Filmle artık özdeşleşmiş ve klasikleşmiş şarkılarla akan sekansların hepsi bu yeni filmde de mevcut ama sıralamaları değiştirilmiş bir şekilde önümüze konuluyor. İlk filmi izlemiş olan seyircileri biraz şaşırtacak olan bu ‘dizilim’, aslında Spielberg’in sıkı sıkıya bağlı kaldığı orijinal oyun sırasını izlemekte. Seslendirenler açısından tek büyük fark ‘Somewhere’ şarkısında öne çıkıyor: İlk filmde Tony-Maria ikilisi tarafından söylenen bu şarkı bu sefer Valentina karakterinin ağzından dökülüyor. Bu seçimde bu aktrisin ilk filmle olan neredeyse ‘organik’ bağının etkisi de büyük…
Ancak asıl şaşırtan değişimler, ‘yer değiştiren’ şarkılardan kaynaklanıyor. Örneğin bir diğer klasik şarkı olan ‘America’ ilk filmde, bir evin çatısında birbirine çok yakın birkaç kişi tarafından söylenirken bu sefer sokaklarda, giderek artan bir topluluk tarafından büyük bir coşkuyla adeta haykırılarak söyleniyor.
Zaten Spielberg’in bu karakterleri ve mekanları ‘dışarıya taşıması’, hem biçimsel hem de içeriksel olarak onları serbest bırakması, yönetmenin bu yeni versiyonuna Bernstein’in unutulmaz müzikli sekanslarının hak ettiği politik ve sosyal bir katmanı kattığını kanıtlıyor. İkinci Dünya Savaşı'nın yaralarını yeni yeni saran, günümüzdeki ‘kentsel dönüşüm’ dalgasını çok daha sert ve adaletsiz bir şeklide yaşayan o dönemin Amerika’sında, özellikle fakir bölgelerde sosyal sınıf ve etnik köken farkından kaynaklanan bir kutuplaşma, adeta bir iç savaş sürmekteydi.
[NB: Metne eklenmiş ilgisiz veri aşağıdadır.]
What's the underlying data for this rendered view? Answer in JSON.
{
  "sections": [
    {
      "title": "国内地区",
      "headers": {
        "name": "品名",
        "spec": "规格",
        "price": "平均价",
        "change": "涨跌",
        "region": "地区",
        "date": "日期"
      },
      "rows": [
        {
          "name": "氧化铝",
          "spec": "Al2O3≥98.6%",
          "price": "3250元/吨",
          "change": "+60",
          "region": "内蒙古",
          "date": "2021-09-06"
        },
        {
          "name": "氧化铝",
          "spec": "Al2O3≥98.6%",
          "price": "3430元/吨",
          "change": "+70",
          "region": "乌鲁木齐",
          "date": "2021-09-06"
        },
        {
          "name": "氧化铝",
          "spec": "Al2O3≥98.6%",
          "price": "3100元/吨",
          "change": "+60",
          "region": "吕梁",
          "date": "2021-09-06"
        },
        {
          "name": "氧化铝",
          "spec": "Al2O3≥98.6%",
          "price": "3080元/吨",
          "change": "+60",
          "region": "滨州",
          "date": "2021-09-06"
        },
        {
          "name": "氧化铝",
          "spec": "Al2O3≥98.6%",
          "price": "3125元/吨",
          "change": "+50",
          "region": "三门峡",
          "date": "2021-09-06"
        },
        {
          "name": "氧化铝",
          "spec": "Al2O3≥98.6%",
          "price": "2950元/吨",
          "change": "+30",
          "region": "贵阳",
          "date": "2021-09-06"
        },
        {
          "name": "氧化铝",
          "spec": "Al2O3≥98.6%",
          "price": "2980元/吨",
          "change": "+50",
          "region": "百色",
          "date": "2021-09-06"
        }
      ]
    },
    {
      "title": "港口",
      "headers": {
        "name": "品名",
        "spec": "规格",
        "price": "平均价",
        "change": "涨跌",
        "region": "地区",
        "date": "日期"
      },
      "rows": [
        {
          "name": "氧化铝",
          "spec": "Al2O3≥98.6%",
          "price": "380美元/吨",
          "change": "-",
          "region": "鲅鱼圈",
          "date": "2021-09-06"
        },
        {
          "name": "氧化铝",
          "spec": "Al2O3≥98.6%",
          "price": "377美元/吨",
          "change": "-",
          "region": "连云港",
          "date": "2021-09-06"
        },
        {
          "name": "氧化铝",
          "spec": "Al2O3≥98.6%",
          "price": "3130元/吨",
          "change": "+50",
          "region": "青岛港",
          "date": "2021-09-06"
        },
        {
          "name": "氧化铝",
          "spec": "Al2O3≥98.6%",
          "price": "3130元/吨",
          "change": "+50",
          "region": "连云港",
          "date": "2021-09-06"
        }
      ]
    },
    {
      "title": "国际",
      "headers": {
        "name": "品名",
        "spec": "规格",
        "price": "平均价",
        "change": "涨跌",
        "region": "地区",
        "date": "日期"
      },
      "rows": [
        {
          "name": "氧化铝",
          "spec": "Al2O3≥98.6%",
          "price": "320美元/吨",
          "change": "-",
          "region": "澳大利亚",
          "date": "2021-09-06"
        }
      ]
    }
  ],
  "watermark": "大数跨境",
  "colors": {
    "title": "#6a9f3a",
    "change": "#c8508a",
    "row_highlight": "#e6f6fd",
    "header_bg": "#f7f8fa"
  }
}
Filmde iki farklı sokak çetesiyle temsil edilen bu çatışma aslında çok daha önemli bir sorunsala eğiliyor…
‘EPİK’ BİR FİLMİN ‘EPİK’ YENİDEN YORUMU…
‘Schindler’in Listesi’ filminden beri vazgeçemediği görüntü yönetmeni Janusz Kaminski ile işbirliğini bu filmde de ‘tam gaz’ sürdüren Spielberg, yakaladıkları gölgeleri, ışık hüzmelerini ve renkleri incelikle harmanlayarak muhteşem bir estetik doku çıkarıyorlar.
Kısaca, Spielberg bir kez daha ustalığını konuşturarak nasıl çok ünlü, inanılmaz etki yaratmış bir ‘müzikal başyapıtın’ özünü kaybetmeden, çok daha derin konuları eşeleyerek ‘modernize’ edilebileceğinin dersini veriyor.
Bizce bu yeni ‘West Side Story’, orijinal filmin koreografilerinden esinlenerek yaratılmış inanılmaz dans ve şarkı performansları, muhteşem güzellikte görüntüler barındıran ve bütün bunların yanına da sağlam bir Amerika ‘otopsisi’ ekleyen, ‘epik’ bir filmin epik bir ‘yeniden yorumu’!
Spielberg’in bu filmi çekmesinin nedeni kuşkusuz bu ‘klasiği’ genç seyircilere tanıtmaktan çok daha ötesi…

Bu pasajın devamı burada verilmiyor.